Keywords : Refractory pain, Narcotics, Interventional radiology, Multidisciplinary management


La fréquence et l’intensité des douleurs liées au cancer augmentent régulièrement en fonction de l’évolution de la maladie et de l’apparition de métastases osseuses [1, 2].

L’os est le site le plus fréquent de métastase. L’apparition de lésions osseuses secondaires constitue un véritable tournant dans la maladie avec peu d’espoir de guérison, elles peuvent être également le mode d’entrée dans la maladie.

La douleur est le premier symptôme de la métastase osseuse. Elle est souvent difficile à soulager et réfractaire au traitement standard, elle est à l’origine d’une altération de la qualité de vie parfois sévère [3]. Parallèlement, l’espérance de vie des patients ne fait qu’augmenter compte tenu des progrès des traitements spécifiques. Améliorer la qualité de vie et mieux soulager la douleur est donc un objectif essentiel du long traitement de la maladie métastatique.

Épidémiologie

Malgré de nombreux progrès depuis les dix dernières années dans le domaine de la prise en charge des douleurs, le soulagement des patients reste insuffisant. Récemment, van den Beuken-van Everdingen et al., dans une méta-analyse en 2007, et Breivik et al. dans une étude européenne chez 5084 patients en 2008, retrouvaient des chiffres de prévalence de la douleur en cancérologie pratiquement identiques à ceux retrouvés en 1985 par Bonica : 50 à 56 % des patients douloureux tout stades confondus de la maladie, 64 à 72 % à la phase palliative avec 31 à 56 % de douleurs d’intensité modérée à forte [4, 5].
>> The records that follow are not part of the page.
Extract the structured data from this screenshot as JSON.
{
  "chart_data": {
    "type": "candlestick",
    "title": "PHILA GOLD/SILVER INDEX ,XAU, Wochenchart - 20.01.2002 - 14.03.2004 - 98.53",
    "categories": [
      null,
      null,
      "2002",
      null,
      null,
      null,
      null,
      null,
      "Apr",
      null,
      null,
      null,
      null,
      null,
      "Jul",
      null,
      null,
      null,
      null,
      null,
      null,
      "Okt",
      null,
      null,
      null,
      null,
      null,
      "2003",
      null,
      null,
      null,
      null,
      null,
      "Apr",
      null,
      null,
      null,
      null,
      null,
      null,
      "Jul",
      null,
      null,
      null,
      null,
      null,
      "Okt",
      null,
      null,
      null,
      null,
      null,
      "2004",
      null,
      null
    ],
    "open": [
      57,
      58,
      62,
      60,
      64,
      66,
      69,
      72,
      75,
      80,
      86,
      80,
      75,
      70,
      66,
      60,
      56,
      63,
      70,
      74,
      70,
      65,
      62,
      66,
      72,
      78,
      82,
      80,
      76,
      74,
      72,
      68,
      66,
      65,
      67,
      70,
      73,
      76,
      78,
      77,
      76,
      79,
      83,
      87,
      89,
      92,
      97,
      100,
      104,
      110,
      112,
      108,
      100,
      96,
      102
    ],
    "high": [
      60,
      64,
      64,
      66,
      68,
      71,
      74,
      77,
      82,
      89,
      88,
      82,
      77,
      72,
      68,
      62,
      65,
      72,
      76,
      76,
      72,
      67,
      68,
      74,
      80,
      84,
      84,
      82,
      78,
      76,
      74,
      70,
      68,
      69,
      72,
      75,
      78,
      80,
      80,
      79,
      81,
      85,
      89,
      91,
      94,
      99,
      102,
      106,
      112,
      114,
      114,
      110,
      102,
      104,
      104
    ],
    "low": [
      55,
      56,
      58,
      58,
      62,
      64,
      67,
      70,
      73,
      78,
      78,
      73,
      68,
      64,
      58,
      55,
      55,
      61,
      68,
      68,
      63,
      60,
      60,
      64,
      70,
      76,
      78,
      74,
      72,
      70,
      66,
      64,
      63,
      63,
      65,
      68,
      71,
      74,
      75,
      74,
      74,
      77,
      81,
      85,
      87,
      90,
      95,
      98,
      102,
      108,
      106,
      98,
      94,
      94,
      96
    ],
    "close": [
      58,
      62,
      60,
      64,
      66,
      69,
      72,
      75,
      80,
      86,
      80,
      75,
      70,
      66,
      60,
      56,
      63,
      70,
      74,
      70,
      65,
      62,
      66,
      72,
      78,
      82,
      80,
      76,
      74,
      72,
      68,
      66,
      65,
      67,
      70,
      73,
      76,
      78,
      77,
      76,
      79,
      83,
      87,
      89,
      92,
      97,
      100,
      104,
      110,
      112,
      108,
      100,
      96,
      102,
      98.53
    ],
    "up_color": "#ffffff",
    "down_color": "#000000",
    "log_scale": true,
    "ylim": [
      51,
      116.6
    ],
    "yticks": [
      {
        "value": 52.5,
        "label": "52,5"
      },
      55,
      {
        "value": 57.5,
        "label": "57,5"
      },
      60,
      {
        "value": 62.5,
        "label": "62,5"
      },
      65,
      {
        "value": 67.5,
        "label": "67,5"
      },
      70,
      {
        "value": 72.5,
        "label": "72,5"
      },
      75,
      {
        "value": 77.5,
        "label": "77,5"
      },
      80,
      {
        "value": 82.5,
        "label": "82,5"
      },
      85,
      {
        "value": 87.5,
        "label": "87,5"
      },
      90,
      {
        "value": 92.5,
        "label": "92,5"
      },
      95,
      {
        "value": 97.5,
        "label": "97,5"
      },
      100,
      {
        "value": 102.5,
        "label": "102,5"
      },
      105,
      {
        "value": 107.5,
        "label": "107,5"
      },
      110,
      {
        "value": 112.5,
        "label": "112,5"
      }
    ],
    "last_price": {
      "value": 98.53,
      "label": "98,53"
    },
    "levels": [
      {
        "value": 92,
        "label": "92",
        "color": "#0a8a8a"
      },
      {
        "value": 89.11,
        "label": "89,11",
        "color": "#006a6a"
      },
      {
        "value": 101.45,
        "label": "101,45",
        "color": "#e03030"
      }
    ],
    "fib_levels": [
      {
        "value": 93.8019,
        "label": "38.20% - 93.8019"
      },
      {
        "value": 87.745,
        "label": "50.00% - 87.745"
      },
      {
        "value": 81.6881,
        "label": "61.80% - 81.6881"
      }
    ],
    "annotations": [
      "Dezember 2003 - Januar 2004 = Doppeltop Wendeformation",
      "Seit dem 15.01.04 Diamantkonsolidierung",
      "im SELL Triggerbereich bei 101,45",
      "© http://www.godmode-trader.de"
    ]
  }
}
En France, Brasseur et al. [6] ont réalisé la même étude avec 13 ans d’intervalle, ils retrouvent les mêmes résultats concernant la prévalence de la douleur lors de cancer et l’insuffisance de traitement antalgique (Tableau 1).

Épidémiologie des douleurs des métastases osseuses

Les métastases osseuses sont fréquentes chez 20 % des patients avec cancer, elles sont découvertes chez 85 % des patients décédés de cancer lors d’autopsie. La localisation la plus fréquente est le rachis puis le pelvis, les hanches, les os longs et le crâne. Le cancer primitif est dans 45 % des cas le sein, le poumon et la prostate.

La présence de métastases osseuses est la cause la plus fréquente de douleurs liées au cancer. Elles sont souvent prédictives de douleurs. L’incidence des douleurs peut atteindre selon les études 74 % des patients ; les douleurs sont le plus souvent d’intensité modérée à forte, et le traitement inadapté [7].

Données expérimentales et physiopathologie de la douleur

Les études de modèles animaux ont démontré que l’activité ostéoclastique était à la base des phénomènes douloureux. Cette activité est étroitement liée aux sécrétions tumorales qui favorisent la prolifération et l’activité des ostéoclastes. Ces sécrétions (tumor necrosis factor [TNF-alpha], interleukines IL-1 et IL-6, protéine inflammatoire [MP1-alpha]) vont agir sur la production du facteur RANK L (appartenant au groupe du TNF-alpha) responsable, après sa fixation au récepteur RANK, de la transformation des préostéoclastes en ostéoclastes et de leur activation.

Un autre facteur du groupe TNF est sécrété par les cellules médullaires osseuses et par les ostéoblastes : l’ostéoprotégérine (OPG). L’OPG bloque la liaison RANK L-RANK, la transformation des préostéoclastes et l’activation ostéoclastique. L’OPG prévient la résorption osseuse mais ne favorise pas la reconstruction.

L’étude expérimentale (sur un modèle de sarcome ostéolytique chez la souris) montre que la résorption osseuse a des conséquences directes sur l’innervation sensitive tant au niveau périphérique que médullaire. L’activité ostéoclastique provoque localement une libération d’ions H+ et crée un milieu acide à l’origine d’une sensibilisation de la fibre sensitive portant des canaux ASIC3 et valinoïdes. Par ailleurs, les cellules tumorales sécrètent de grandes quantités de facteurs hyperalgiques agissant directement sur la fibre sensitive (cytokines, facteur endothélial, interleukines, prostaglandines avec notamment une stimulation des cyclo-oxygénases [COX 2]).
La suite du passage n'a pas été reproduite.